Yeah, it’s tricky and depends a bit on your platform. IMHO there is something a bit untenable about this set of assumptions made by both Socrata and CKAN:
- Each dataset provides an API, and developers should build apps directly off that API
- The structure of the API is formed directly from the names and types of the columns in the dataset.
- Anyone can access this API
Essentially, this means that from the moment you upload a dataset, there could exist an app that is totally dependent on the structure of your dataset, and if you change anything about the dataset, it will break. Worse, you have no idea if such an app exists, or how to contact the developers in advance.
This isn’t a theoretical concern: we have some datasets with typos in field names, but I’m reluctant to change them for fear of breaking something out there.
Possible solutions (that are a bit outside our scope for implementing):
- all dataset APIs should be versioned by default, and work as long as possible. (That is, you should still be able to access a renamed field name through the old API. Obviously deleted fields are a different story…)
- all API access requires an API key (which just requires an email address). Email anyone who has accessed the API for a specific dataset within the last 3 months prior to making a breaking change to it.

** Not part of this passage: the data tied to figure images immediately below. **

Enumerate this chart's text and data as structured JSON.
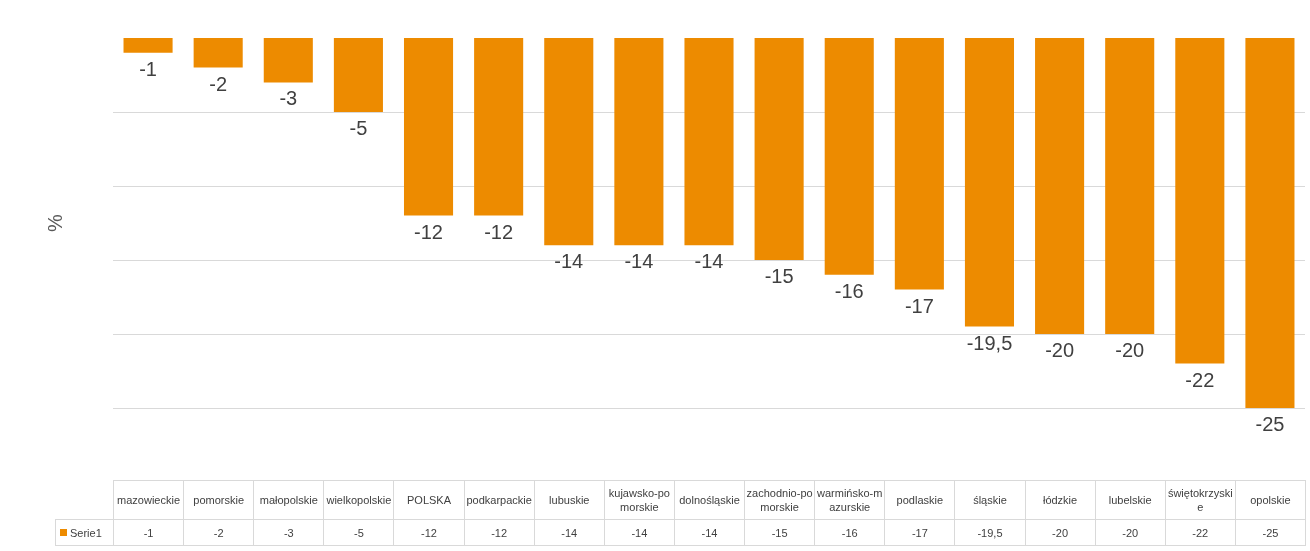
{
  "chart_data": {
    "type": "bar",
    "ylabel": "%",
    "categories": [
      "mazowieckie",
      "pomorskie",
      "małopolskie",
      "wielkopolskie",
      "POLSKA",
      "podkarpackie",
      "lubuskie",
      "kujawsko-pomorskie",
      "dolnośląskie",
      "zachodnio-pomorskie",
      "warmińsko-mazurskie",
      "podlaskie",
      "śląskie",
      "łódzkie",
      "lubelskie",
      "świętokrzyskie",
      "opolskie"
    ],
    "series": [
      {
        "name": "Serie1",
        "color": "#ed8b00",
        "values": [
          -1,
          -2,
          -3,
          -5,
          -12,
          -12,
          -14,
          -14,
          -14,
          -15,
          -16,
          -17,
          -19.5,
          -20,
          -20,
          -22,
          -25
        ],
        "value_labels": [
          "-1",
          "-2",
          "-3",
          "-5",
          "-12",
          "-12",
          "-14",
          "-14",
          "-14",
          "-15",
          "-16",
          "-17",
          "-19,5",
          "-20",
          "-20",
          "-22",
          "-25"
        ]
      }
    ],
    "ylim": [
      -25,
      0
    ],
    "yticks": [
      {
        "value": -25,
        "label": null
      },
      {
        "value": -20,
        "label": null
      },
      {
        "value": -15,
        "label": null
      },
      {
        "value": -10,
        "label": null
      },
      {
        "value": -5,
        "label": null
      }
    ],
    "grid": "y",
    "tick_labels": "x",
    "legend": "bottom"
  }
}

thanks Steve, will do some more reading. I am at Brisbane City Council and using CKAN but I am relatively new to the domain and still learning. I have a programming background so deprecation and keeping previous versions available aren’t new topics to me but I haven’t seen many great examples of it working well or if it is applicable to data domain.
I think it gets complicated when you have a mix of api, csv and other dataset formats. Versioning of API’s is probably ideal and keeping the older versions available for a defined period useful. Not sure the best approach for csv files is as yet, maybe users of data expect this to change more. The lack of knowing who you are impacting is something I really struggle with.
I suspect many of publishers might be doing something to assist with backward compatibility, would love to hear successes and failures that others are using or have tried.